— Люблю, когда сразу берут быка за рога. Не убил, потому что не пожелал. Ваш отряд разведывал что-то на землях Фарлена. Вам, наверное, приказывали не попадаться никому на глаза или убивать тех, кто вас обнаружит — в таком случае вы не справились ни с тем, ни с другим. Однако вы взяли нас в кольцо, и оно продолжает сжиматься. Тебя я оставлю здесь. Когда тебя найдут, скажи своему вожаку, чтобы уводил вас отсюда подобру-поздорову. Еще до конца дня я созову фарленских охотников, и тогда уже никто не уйдет живым.

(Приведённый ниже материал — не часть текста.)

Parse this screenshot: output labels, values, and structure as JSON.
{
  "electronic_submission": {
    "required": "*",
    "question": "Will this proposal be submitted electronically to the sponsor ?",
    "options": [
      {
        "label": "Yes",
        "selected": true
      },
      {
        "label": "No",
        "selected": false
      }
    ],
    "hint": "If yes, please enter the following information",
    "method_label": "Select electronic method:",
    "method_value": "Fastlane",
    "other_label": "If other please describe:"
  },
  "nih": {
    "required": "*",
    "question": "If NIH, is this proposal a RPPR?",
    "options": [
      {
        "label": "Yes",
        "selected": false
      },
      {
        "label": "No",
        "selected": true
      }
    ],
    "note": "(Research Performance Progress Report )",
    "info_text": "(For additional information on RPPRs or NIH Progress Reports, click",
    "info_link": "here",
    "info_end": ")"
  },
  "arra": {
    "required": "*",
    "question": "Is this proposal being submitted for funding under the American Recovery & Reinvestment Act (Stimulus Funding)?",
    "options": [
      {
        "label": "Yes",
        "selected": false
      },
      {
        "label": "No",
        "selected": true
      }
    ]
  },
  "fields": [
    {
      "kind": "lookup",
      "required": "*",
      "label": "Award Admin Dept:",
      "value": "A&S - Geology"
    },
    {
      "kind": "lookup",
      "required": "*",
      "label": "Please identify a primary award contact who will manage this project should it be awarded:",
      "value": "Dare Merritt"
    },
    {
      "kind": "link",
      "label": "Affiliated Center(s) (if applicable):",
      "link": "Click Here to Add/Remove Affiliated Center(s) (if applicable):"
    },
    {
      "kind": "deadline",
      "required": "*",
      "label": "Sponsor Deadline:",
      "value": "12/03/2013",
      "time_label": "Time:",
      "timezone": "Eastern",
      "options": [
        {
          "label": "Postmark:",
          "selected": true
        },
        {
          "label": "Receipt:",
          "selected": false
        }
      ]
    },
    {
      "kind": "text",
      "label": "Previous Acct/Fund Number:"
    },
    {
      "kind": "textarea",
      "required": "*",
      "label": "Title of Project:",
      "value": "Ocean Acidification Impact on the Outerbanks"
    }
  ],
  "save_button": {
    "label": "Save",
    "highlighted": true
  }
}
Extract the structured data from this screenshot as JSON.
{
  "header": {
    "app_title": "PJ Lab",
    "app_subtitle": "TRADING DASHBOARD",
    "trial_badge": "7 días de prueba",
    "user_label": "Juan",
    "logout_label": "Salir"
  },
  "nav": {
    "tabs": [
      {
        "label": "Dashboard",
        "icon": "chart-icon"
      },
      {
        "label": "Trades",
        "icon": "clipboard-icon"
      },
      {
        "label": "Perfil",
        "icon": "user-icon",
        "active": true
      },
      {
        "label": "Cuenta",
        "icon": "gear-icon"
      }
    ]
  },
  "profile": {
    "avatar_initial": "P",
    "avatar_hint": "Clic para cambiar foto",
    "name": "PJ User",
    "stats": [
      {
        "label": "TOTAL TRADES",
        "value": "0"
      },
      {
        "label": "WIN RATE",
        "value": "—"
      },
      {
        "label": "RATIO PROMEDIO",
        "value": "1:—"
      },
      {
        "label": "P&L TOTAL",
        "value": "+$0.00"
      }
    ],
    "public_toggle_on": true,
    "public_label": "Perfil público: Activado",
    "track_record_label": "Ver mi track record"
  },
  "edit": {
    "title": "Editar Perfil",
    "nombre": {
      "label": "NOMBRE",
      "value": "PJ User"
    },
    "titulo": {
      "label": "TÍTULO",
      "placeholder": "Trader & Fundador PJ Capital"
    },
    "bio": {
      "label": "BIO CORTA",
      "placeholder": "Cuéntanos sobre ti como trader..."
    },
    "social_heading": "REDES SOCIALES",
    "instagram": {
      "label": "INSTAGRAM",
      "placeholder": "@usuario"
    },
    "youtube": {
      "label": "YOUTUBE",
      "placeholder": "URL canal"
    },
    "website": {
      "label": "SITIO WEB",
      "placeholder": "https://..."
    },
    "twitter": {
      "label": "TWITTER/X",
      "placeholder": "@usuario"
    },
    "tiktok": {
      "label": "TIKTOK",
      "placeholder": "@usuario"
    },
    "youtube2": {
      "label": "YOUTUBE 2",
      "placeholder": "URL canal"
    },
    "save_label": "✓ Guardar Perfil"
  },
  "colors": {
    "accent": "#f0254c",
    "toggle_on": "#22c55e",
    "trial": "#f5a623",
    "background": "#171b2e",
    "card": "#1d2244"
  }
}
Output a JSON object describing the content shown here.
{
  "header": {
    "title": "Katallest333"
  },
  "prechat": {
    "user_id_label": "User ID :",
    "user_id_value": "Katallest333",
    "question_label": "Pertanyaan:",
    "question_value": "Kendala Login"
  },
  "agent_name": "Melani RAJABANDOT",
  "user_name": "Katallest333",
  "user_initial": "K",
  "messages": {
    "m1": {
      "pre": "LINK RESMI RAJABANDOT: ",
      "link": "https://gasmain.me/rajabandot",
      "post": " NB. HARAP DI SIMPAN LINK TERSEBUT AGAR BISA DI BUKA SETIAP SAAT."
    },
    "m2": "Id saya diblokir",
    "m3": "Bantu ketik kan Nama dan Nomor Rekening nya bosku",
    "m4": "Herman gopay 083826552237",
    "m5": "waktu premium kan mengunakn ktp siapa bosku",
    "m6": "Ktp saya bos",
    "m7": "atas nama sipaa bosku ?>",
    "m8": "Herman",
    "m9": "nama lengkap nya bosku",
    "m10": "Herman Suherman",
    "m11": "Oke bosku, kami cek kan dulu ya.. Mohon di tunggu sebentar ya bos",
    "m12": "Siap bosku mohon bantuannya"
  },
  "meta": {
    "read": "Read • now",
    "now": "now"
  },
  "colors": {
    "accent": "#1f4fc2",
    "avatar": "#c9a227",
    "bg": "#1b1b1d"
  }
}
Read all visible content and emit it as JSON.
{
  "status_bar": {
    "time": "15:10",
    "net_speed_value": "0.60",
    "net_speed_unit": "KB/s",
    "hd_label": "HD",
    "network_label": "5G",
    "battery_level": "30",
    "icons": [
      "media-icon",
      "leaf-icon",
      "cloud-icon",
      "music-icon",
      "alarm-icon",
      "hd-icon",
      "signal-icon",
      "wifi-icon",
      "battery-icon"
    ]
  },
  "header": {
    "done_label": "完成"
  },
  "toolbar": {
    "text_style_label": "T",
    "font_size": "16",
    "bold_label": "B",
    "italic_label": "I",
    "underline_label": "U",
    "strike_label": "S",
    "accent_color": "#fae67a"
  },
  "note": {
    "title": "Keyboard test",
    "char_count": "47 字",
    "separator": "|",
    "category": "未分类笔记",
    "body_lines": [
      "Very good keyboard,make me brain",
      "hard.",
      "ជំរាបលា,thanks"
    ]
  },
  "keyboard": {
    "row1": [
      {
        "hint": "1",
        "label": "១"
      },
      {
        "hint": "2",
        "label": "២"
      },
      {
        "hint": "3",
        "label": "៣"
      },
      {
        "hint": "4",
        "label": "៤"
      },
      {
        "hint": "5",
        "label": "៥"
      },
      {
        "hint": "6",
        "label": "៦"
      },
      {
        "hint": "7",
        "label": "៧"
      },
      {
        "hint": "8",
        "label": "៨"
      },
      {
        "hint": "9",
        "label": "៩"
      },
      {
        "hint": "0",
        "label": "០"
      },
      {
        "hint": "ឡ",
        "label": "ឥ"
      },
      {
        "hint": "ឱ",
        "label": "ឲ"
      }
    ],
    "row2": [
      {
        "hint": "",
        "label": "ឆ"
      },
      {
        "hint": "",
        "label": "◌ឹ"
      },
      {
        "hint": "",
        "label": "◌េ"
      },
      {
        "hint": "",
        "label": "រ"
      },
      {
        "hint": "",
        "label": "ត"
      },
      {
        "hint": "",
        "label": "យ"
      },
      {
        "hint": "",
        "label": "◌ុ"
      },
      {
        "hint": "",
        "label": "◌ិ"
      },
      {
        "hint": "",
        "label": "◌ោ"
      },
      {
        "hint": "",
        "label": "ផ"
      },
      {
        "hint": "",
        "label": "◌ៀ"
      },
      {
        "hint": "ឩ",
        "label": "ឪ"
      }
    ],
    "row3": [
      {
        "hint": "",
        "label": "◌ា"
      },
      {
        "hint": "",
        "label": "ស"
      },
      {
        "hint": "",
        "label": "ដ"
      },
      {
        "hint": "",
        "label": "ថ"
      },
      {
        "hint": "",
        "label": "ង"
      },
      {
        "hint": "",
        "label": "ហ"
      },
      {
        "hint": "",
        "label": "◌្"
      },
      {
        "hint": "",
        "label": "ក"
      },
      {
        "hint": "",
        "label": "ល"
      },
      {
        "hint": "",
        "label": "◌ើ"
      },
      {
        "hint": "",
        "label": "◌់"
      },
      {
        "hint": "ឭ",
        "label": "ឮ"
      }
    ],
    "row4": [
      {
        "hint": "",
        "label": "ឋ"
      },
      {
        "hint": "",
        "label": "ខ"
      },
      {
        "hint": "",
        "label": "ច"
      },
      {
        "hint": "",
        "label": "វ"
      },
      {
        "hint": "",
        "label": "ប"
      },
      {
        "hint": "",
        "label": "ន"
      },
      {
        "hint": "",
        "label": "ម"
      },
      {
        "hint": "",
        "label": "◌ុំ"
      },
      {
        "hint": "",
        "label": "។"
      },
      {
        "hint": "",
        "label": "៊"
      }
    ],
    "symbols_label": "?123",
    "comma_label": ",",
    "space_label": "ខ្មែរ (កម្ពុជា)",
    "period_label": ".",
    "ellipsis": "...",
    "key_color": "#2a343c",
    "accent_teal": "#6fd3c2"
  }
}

— Сильно сказано, — произнес аэнир.
— Сильно, однако правдиво. Я, заметь себе, слыву в Фарлене человеком мягкосердечным, самым никудышным из воинов, между тем двое ваших убиты, а ты связан, что твоя куропатка. Смекни, что будет, если я напущу на вас двести наших бойцов-молодцов.
— Что такое ваши две сотни — да и две тысячи, если на то пошло — по сравнению с могуществом аэниров? Вы точно сухие листья на пути лесного пожара. Ваш Фарлен — полудикий сброд без короля и без войска. Вот тебе мой совет: пошлите своих старшин к господину Асбидагу в Атерис и заключите с ним мир.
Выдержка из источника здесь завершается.